One of the main benefits of organic carpet cleaners is that they don’t pollute the air. Organic carpet cleaners are healthier for you and they’re healthier for our environment. Traditional carpet cleaners generally leave a concentrated vapor hanging in the air, which causes indoor air pollution. Indoor air pollution is a very serious concern, as it can cause sneezing, headaches, nausea, asthma attacks, irritation to the lungs, nose, and eyes, coughing, congestion, fatigue, and a host of other symptoms.
By using organic carpet cleaners, the potential for mold growth is greatly reduced. Since most organic cleaners are dry, the environment where mold spores readily sprout and flourish is minimized. Once mold develops in a carpet or carpet pad, it is nearly impossible to remove. The only alternative at that point is to replace all of it.
The most important point to remember is to be aware of the harmful chemicals that are typically found in commercially sold carpet cleaners, and make an effort to select organic carpet cleaners for the sake of your family’s health. There are other alternatives that you can consider when you’re planning to have a greener home and work environment. For example, you could look into purchasing an organic carpet made with natural materials. A very safe carpet to purchase is one made of 100% natural wool fibers.
Carpet is not your only alternative for floor covering. Remember that alongside all-natural carpets made of wool or hemp, you can also elect to have natural wood flooring, not pressed or chipped board.

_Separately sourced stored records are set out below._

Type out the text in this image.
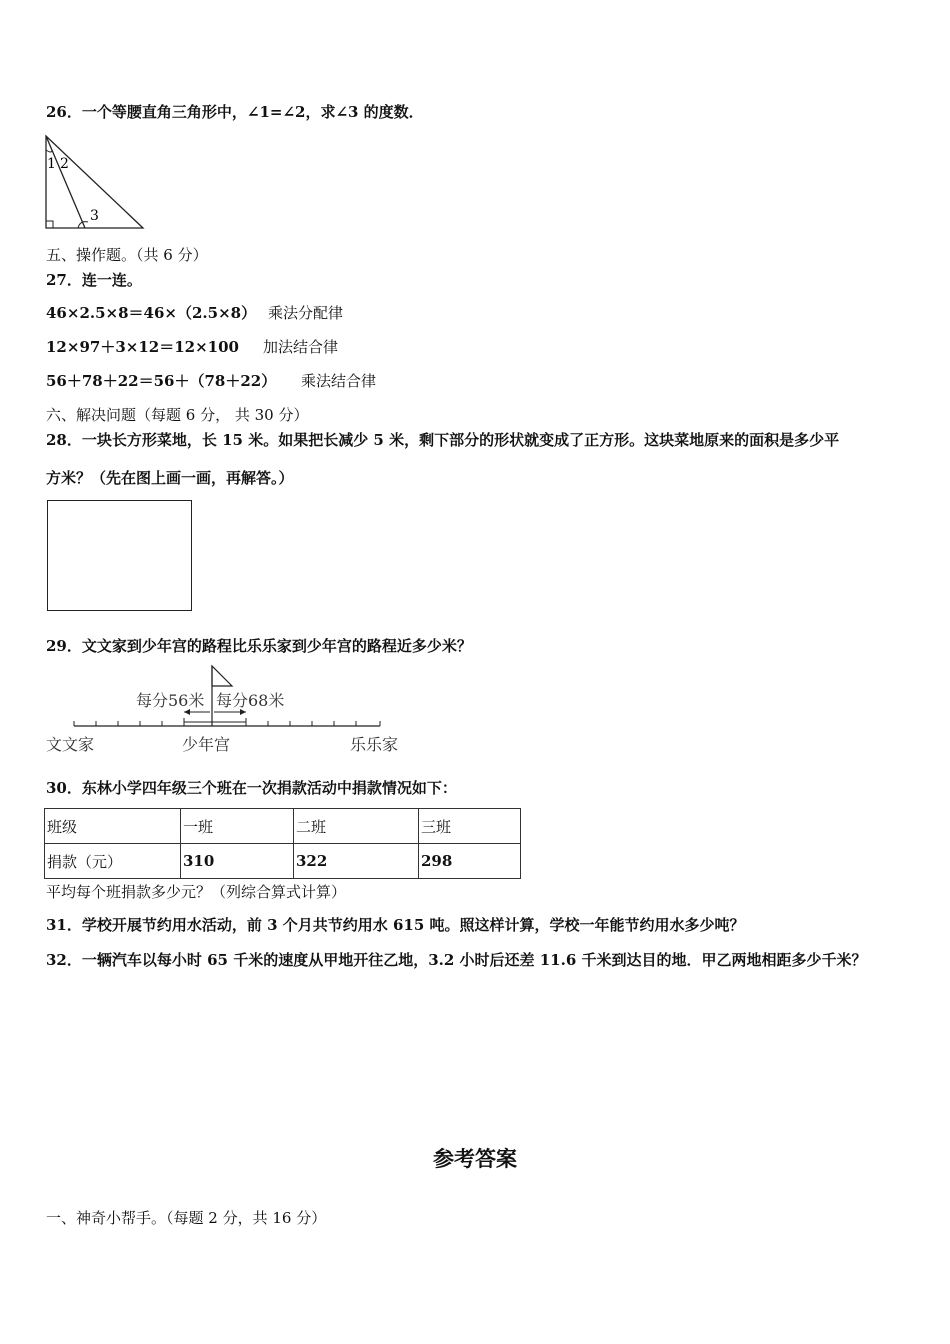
26．一个等腰直角三角形中，∠1=∠2，求∠3 的度数．
1 2
3
五、操作题。（共 6 分）
27．连一连。
46×2.5×8＝46×（2.5×8） 乘法分配律
12×97＋3×12＝12×100 加法结合律
56＋78＋22＝56＋（78＋22） 乘法结合律
六、解决问题（每题 6 分， 共 30 分）
28．一块长方形菜地，长 15 米。如果把长减少 5 米，剩下部分的形状就变成了正方形。这块菜地原来的面积是多少平
方米？（先在图上画一画，再解答。）
29．文文家到少年宫的路程比乐乐家到少年宫的路程近多少米？
每分56米 每分68米
文文家	少年宫	乐乐家
30．东林小学四年级三个班在一次捐款活动中捐款情况如下：
班级	一班	二班	三班
捐款（元）	310	322	298
平均每个班捐款多少元？（列综合算式计算）
31．学校开展节约用水活动，前 3 个月共节约用水 615 吨。照这样计算，学校一年能节约用水多少吨？
32．一辆汽车以每小时 65 千米的速度从甲地开往乙地，3.2 小时后还差 11.6 千米到达目的地．甲乙两地相距多少千米？
参考答案
一、神奇小帮手。（每题 2 分，共 16 分）
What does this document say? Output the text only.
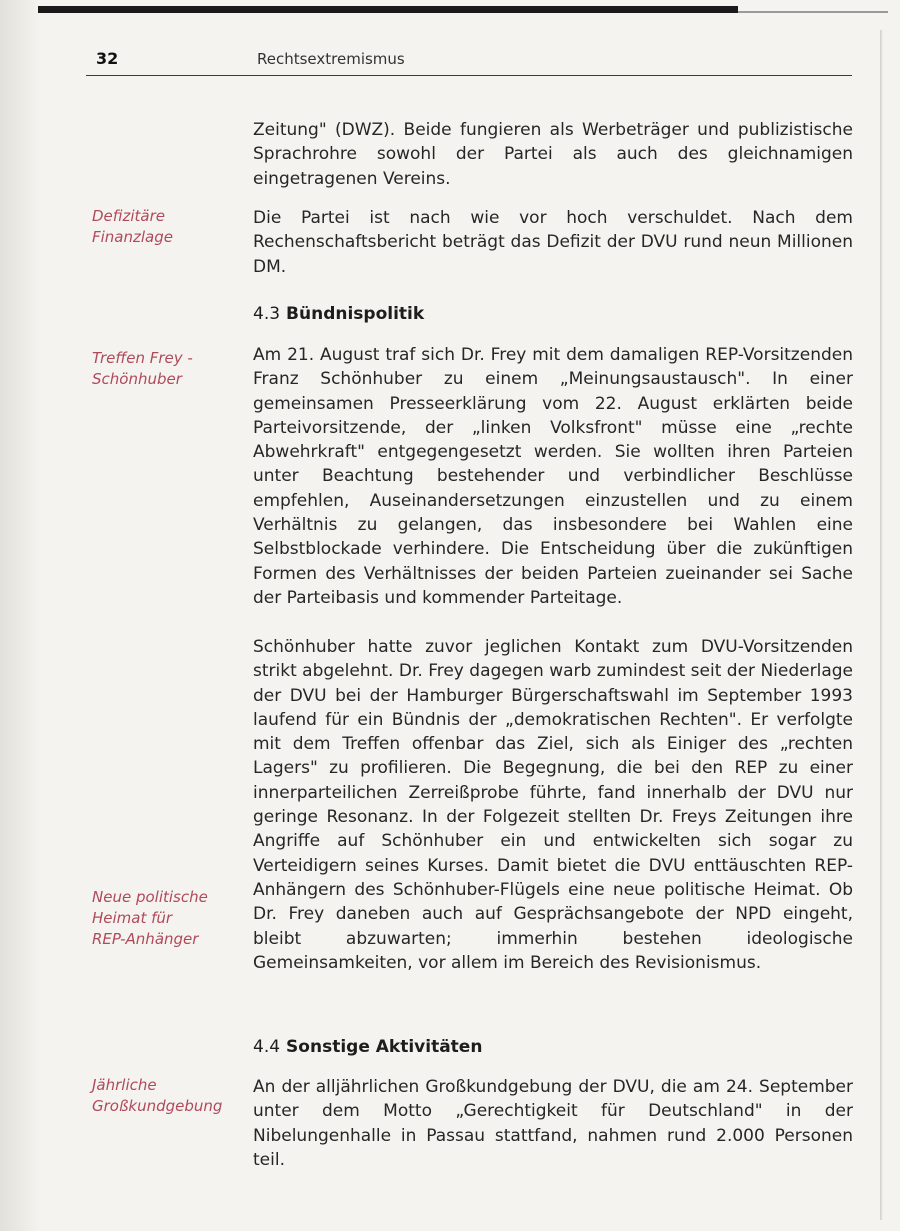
32	Rechtsextremismus
Defizitäre
Finanzlage
Treffen Frey -
Schönhuber
Neue politische
Heimat für
REP-Anhänger
Jährliche
Großkundgebung

Zeitung" (DWZ). Beide fungieren als Werbeträger und publizistische Sprachrohre sowohl der Partei als auch des gleichnamigen eingetragenen Vereins.

Die Partei ist nach wie vor hoch verschuldet. Nach dem Rechenschaftsbericht beträgt das Defizit der DVU rund neun Millionen DM.

4.3 Bündnispolitik

Am 21. August traf sich Dr. Frey mit dem damaligen REP-Vorsitzenden Franz Schönhuber zu einem „Meinungsaustausch". In einer gemeinsamen Presseerklärung vom 22. August erklärten beide Parteivorsitzende, der „linken Volksfront" müsse eine „rechte Abwehrkraft" entgegengesetzt werden. Sie wollten ihren Parteien unter Beachtung bestehender und verbindlicher Beschlüsse empfehlen, Auseinandersetzungen einzustellen und zu einem Verhältnis zu gelangen, das insbesondere bei Wahlen eine Selbstblockade verhindere. Die Entscheidung über die zukünftigen Formen des Verhältnisses der beiden Parteien zueinander sei Sache der Parteibasis und kommender Parteitage.

Schönhuber hatte zuvor jeglichen Kontakt zum DVU-Vorsitzenden strikt abgelehnt. Dr. Frey dagegen warb zumindest seit der Niederlage der DVU bei der Hamburger Bürgerschaftswahl im September 1993 laufend für ein Bündnis der „demokratischen Rechten". Er verfolgte mit dem Treffen offenbar das Ziel, sich als Einiger des „rechten Lagers" zu profilieren. Die Begegnung, die bei den REP zu einer innerparteilichen Zerreißprobe führte, fand innerhalb der DVU nur geringe Resonanz. In der Folgezeit stellten Dr. Freys Zeitungen ihre Angriffe auf Schönhuber ein und entwickelten sich sogar zu Verteidigern seines Kurses. Damit bietet die DVU enttäuschten REP-Anhängern des Schönhuber-Flügels eine neue politische Heimat. Ob Dr. Frey daneben auch auf Gesprächsangebote der NPD eingeht, bleibt abzuwarten; immerhin bestehen ideologische Gemeinsamkeiten, vor allem im Bereich des Revisionismus.

4.4 Sonstige Aktivitäten

An der alljährlichen Großkundgebung der DVU, die am 24. September unter dem Motto „Gerechtigkeit für Deutschland" in der Nibelungenhalle in Passau stattfand, nahmen rund 2.000 Personen teil.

When you’re having new materials put on your floor, whether it’s wood, carpet, or some other beneficial covering, be sure to use proper backing; natural rubber is a good one. And then there’s the fixative. Sometimes the glue used can give off toxic fumes that linger for a long time after the flooring is installed. Check with your installer to make certain that he’s using the safest products for everyone. One simple and effective product for deodorizing carpet between major cleanses is baking soda. You can sprinkle this dry substance freely over your carpet. Let is sit for as short as 30 minutes or as long as overnight; then vacuum. If you’ve ever used baking soda in your refrigerator, then you know how effective it is at removing odors. It can do the same for your carpet.
What to Consider When Cleaning Carpet
The best organic carpet cleaners are biodegradable and nontoxic. It is equally important to ensure a product’s packaging is made from 100% recycled material.
If you want your carpets to be professionally cleaned, you should know that there are professional organic carpet cleaners who specialize in natural cleaning of even the dirtiest carpets. If you have trouble locating professional organic carpet cleaners locally, try searching online to see if you can find one that is close to your area.
- Mehrpour O, Karrari P, Zamani N, Tsatsakis AM, Abdollahi M. Occupational exposure to pesticides and consequences on male semen and fertility: a review. Toxicol Lett. 2014 Oct 15;230(2):146-56. doi: 10.1016/j.toxlet.2014.01.029.
- McMichael AJ. Carcinogenicity of benzene, toluene and xylene: epidemiological and experimental evidence. IARC Sci Publ. 1988;(85):3-18.